CAR-T Meeting 2023 | Managing hematologic toxicity associated with CAR-T therapy & insights into the CAR-HEMATOTOX score

Hematotoxicity is the most common immune-related adverse event after CAR-T cell therapy, and it actually occurs independent of the disease setting. It has been described in the setting of ALL, large B-cell lymphoma, also multiple myeloma, mantle cell lymphoma. It also has been reported independent of the target antigen. So in the context of CD19 CAR-T cells, as well as BCMA-directed CAR T-cells.

And we know that hematotoxicity predisposes to infectious complications, and again, infectious complications are the most common cause of non-relapse mortality post-CAR-T cell. So I think it’s highly relevant and we have published in the context of large B-cell lymphoma utilizing commercial CAR-T cells in third-line, the incidence of severe hematotoxicity, which is about 25% of the patients. And in general, also reports from others, we have about 30 to 35% severe infections within the first 30 days.

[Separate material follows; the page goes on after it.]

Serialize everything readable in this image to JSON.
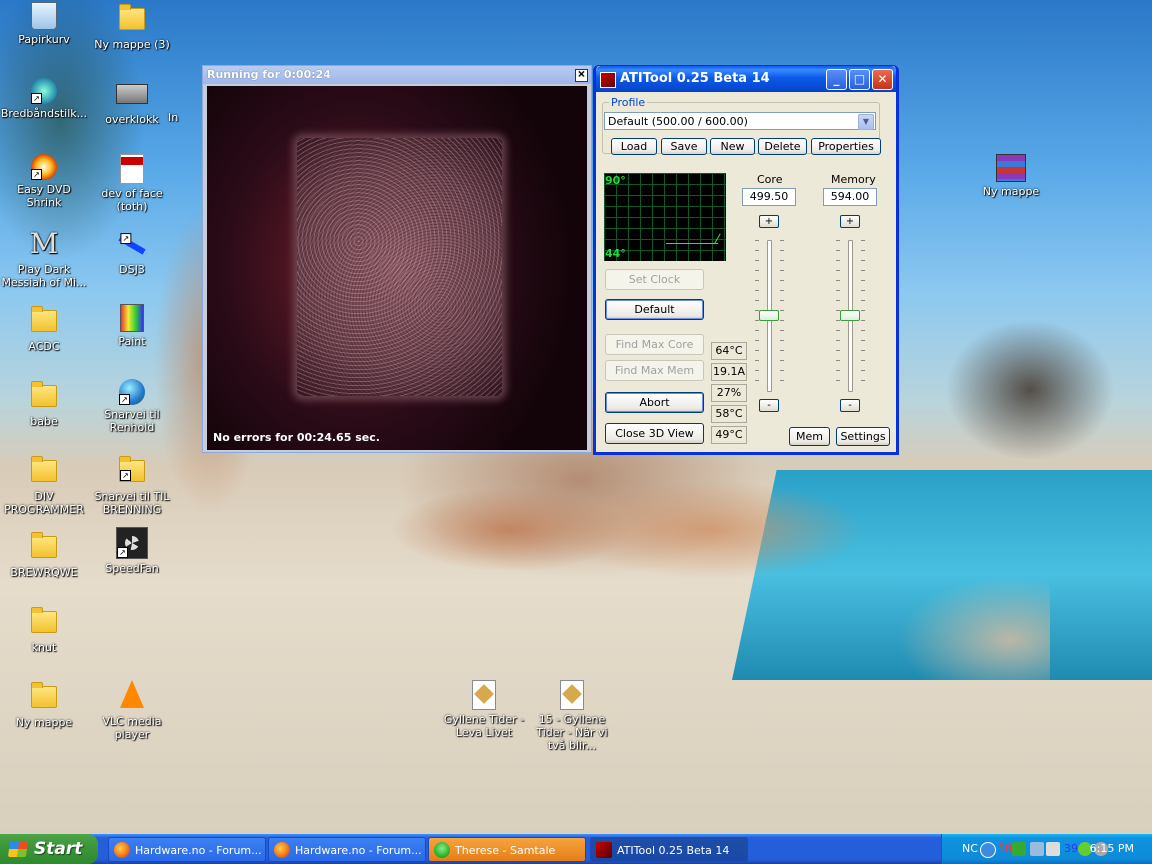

We have developed a CAR-HEMATOTOX score, which integrates neutrophil counts, hemoglobin, platelet, but also the inflammatory markers, CRP and ferritin, assessed prior to the start of lymphodepletion. And we could show that a HEMATOTOX score high versus low is associated with a markedly increased risk of infectious complications.

We could now apply the score, which was developed in large B-cell lymphoma, validated in large B-cell lymphoma, and we now applied the score also in the setting of multiple myeloma, but also mantle cell lymphoma. And we could again discriminate for patients a high and low score with a prolonged time of neutropenia, defined as neutrophil counts below 500 for longer than 14 days. And that was again associated with an increased rate of infectious complications.